Open will-moore opened 1 year ago
The logs give more clues about
Aug 31 17:01:05 pilot-idr0125-omeroreadwrite systemd: Removed slice User Slice of root.
Aug 31 17:03:44 pilot-idr0125-omeroreadwrite kernel: gunicorn invoked oom-killer: gfp_mask=0x201da, order=0, oom_score_adj=0
Aug 31 17:03:45 pilot-idr0125-omeroreadwrite kernel: gunicorn cpuset=/ mems_allowed=0
Aug 31 17:03:45 pilot-idr0125-omeroreadwrite kernel: CPU: 14 PID: 29050 Comm: gunicorn Kdump: loaded Not tainted 3.10.0-1160.45.1.el7.x86_64 #1
...
Aug 31 17:03:45 pilot-idr0125-omeroreadwrite kernel: Out of memory: Kill process 12081 (goofys) score 556 or sacrifice child
Aug 31 17:03:45 pilot-idr0125-omeroreadwrite kernel: Killed process 12081 (goofys), UID 0, total-vm:37768132kB, anon-rss:37656340kB, file-rss:0kB, shmem-rss:0
The mount process was killed as the system ran out of memory. In perspective of using this production, I agree this should definitely be reported asap. Unless someone suggests a different option, I'll look into adding a monitoring endpoint.

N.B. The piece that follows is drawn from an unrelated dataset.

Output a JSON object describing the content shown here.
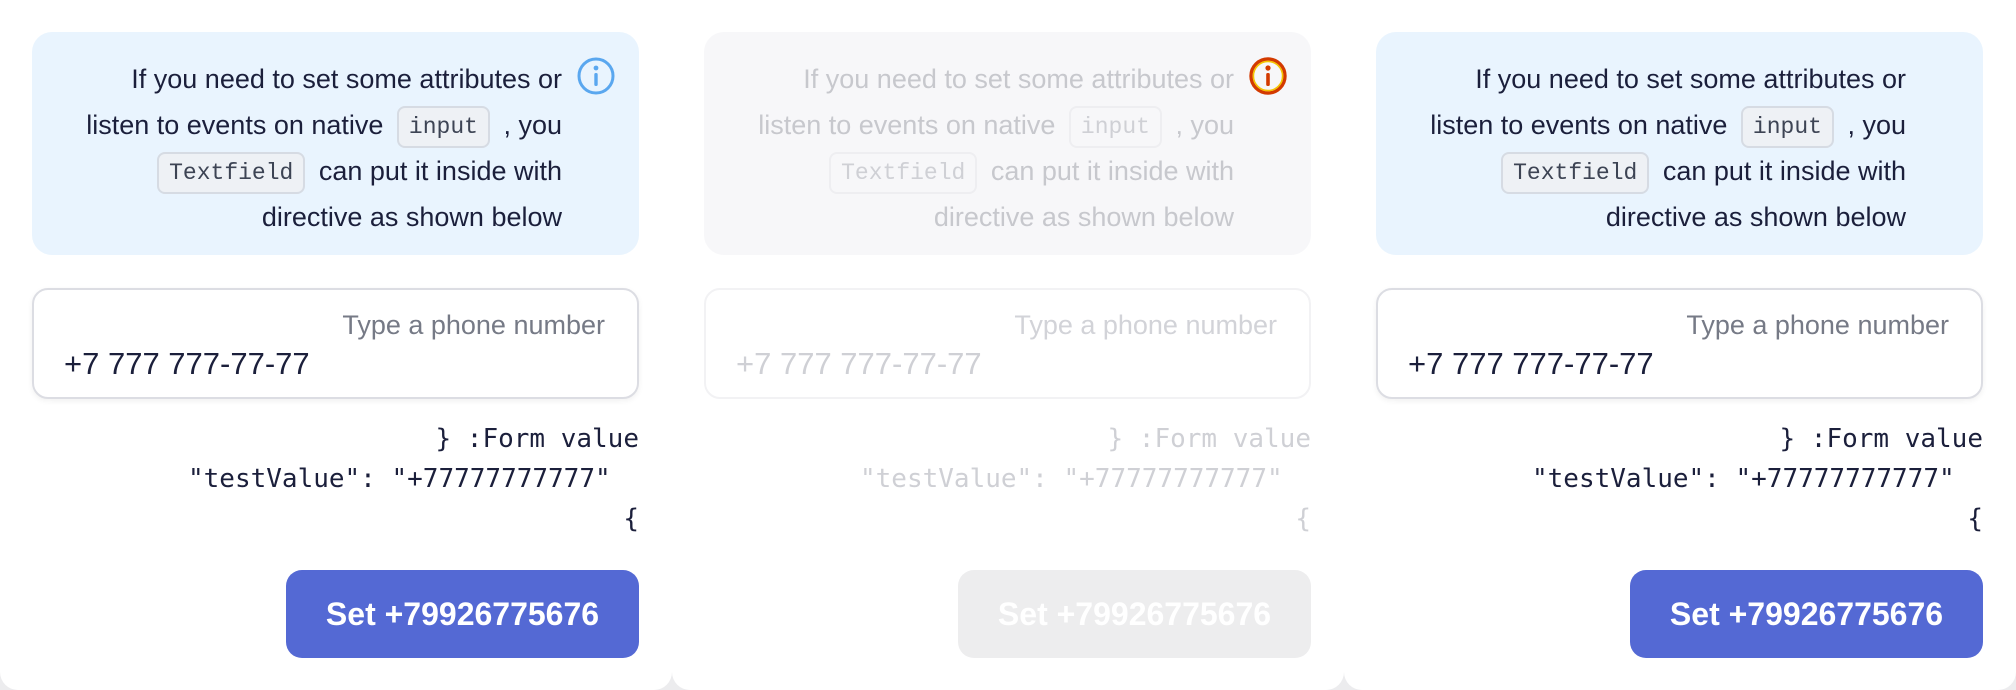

Yes, monitoring would be great, thanks.
In the meantime, how to I unmount/remount to get up and running again?
In general
sudo /opt/goofys --endpoint https://uk1s3.embassy.ebi.ac.uk/ -o allow_other <bucket> <mount_point>
is the way to mount the bucket
I previously had the bucket mounted with:
$ sudo /opt/goofys --endpoint https://uk1s3.embassy.ebi.ac.uk/ -o allow_other bia-integrator-data /bia-integrator-data
But now I think I need to unmount before remounting.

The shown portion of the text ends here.